[Netgear R6700v3] Scanf into Fixed-Size Buffer
Two issues, the first simply being that the update check would make an HTTPS request but not validate the certificate, enabling some attack surface for a Man-in-the-Middle, second was in parsing the file downloaded a checksum would be copied from the file into a fixed size stack buffer. As an attacker can control the response file, the attack can overflow the stack buffer.

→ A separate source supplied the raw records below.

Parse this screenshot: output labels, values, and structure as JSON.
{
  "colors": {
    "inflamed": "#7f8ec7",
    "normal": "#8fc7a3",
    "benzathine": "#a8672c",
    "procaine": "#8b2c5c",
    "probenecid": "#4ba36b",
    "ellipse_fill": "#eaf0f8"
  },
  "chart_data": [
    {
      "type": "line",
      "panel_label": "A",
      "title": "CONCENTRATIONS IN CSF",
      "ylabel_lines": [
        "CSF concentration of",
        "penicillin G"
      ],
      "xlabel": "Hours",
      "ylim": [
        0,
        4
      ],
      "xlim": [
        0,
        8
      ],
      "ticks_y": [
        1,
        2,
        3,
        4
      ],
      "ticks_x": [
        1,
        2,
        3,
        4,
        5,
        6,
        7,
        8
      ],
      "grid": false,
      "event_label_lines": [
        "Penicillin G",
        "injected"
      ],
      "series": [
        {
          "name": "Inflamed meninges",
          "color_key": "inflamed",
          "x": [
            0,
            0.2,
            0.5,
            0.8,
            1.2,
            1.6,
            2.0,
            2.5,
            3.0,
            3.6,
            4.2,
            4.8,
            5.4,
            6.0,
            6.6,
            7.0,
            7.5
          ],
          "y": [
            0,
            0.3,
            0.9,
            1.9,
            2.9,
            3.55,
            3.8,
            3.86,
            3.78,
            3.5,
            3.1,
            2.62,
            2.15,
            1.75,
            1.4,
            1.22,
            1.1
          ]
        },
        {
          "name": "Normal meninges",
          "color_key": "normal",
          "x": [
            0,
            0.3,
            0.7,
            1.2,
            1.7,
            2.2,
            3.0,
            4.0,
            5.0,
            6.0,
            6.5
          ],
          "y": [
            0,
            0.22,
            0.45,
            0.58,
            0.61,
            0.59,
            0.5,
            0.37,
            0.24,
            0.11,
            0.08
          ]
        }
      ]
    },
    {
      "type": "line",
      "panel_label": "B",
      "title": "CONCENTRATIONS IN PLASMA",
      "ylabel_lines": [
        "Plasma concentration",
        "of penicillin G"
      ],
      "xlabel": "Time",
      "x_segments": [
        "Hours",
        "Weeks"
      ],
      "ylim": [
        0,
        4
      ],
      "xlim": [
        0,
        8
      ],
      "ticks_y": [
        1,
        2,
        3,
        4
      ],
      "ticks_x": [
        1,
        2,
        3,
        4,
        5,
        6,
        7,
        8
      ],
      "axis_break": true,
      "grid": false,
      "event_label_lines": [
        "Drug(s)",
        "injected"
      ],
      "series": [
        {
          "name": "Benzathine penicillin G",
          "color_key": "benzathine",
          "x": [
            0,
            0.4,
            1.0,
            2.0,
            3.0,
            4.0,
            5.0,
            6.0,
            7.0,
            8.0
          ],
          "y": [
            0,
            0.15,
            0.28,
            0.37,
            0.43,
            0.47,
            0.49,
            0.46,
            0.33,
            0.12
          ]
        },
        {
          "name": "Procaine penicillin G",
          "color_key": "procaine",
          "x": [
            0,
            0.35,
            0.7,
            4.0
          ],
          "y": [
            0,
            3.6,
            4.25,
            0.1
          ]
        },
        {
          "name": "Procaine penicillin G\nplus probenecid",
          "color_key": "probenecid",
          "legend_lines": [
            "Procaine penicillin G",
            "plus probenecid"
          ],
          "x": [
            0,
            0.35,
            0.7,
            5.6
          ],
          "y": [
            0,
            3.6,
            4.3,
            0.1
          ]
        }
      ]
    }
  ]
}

The first issue, is not terribly interesting, it uses curl
to periodically download an info file that contains version information and a db checksum and the call uses the -k
flag to disable certificate checking.
The second issue is in parsing that file, it reads line by line using fgets then uses sscanf()
to read two %s
strings into two 256-byte character arrays. As %s
does not provide any bounds, and the fgets
reads 1024 bytes, a value longer than 256-bytes will overflow the character array.
Exploitation
Exploiting this issue started with a “one-gadget”. The gadget loaded a value from stack memory, added it to another register and then called system. As the stack value was controlled this could be a pretty easy gadget to use. Additionally as only partial ASLR in was in play (heap wasn’t randomized, but shared libraries and stack was). The binary was also not a position independent executable so the gadget’s location would remain constant in memory. Some work was needed though to figure out where to point the argument for system
to.
They took a bruteforce approach as the heap location was partially known and they could retry (with a time delay), and crafted their system
payload in a way such that the argument pointer jsut needed to land somewhere within a 200+ byte region and their payload would be executed.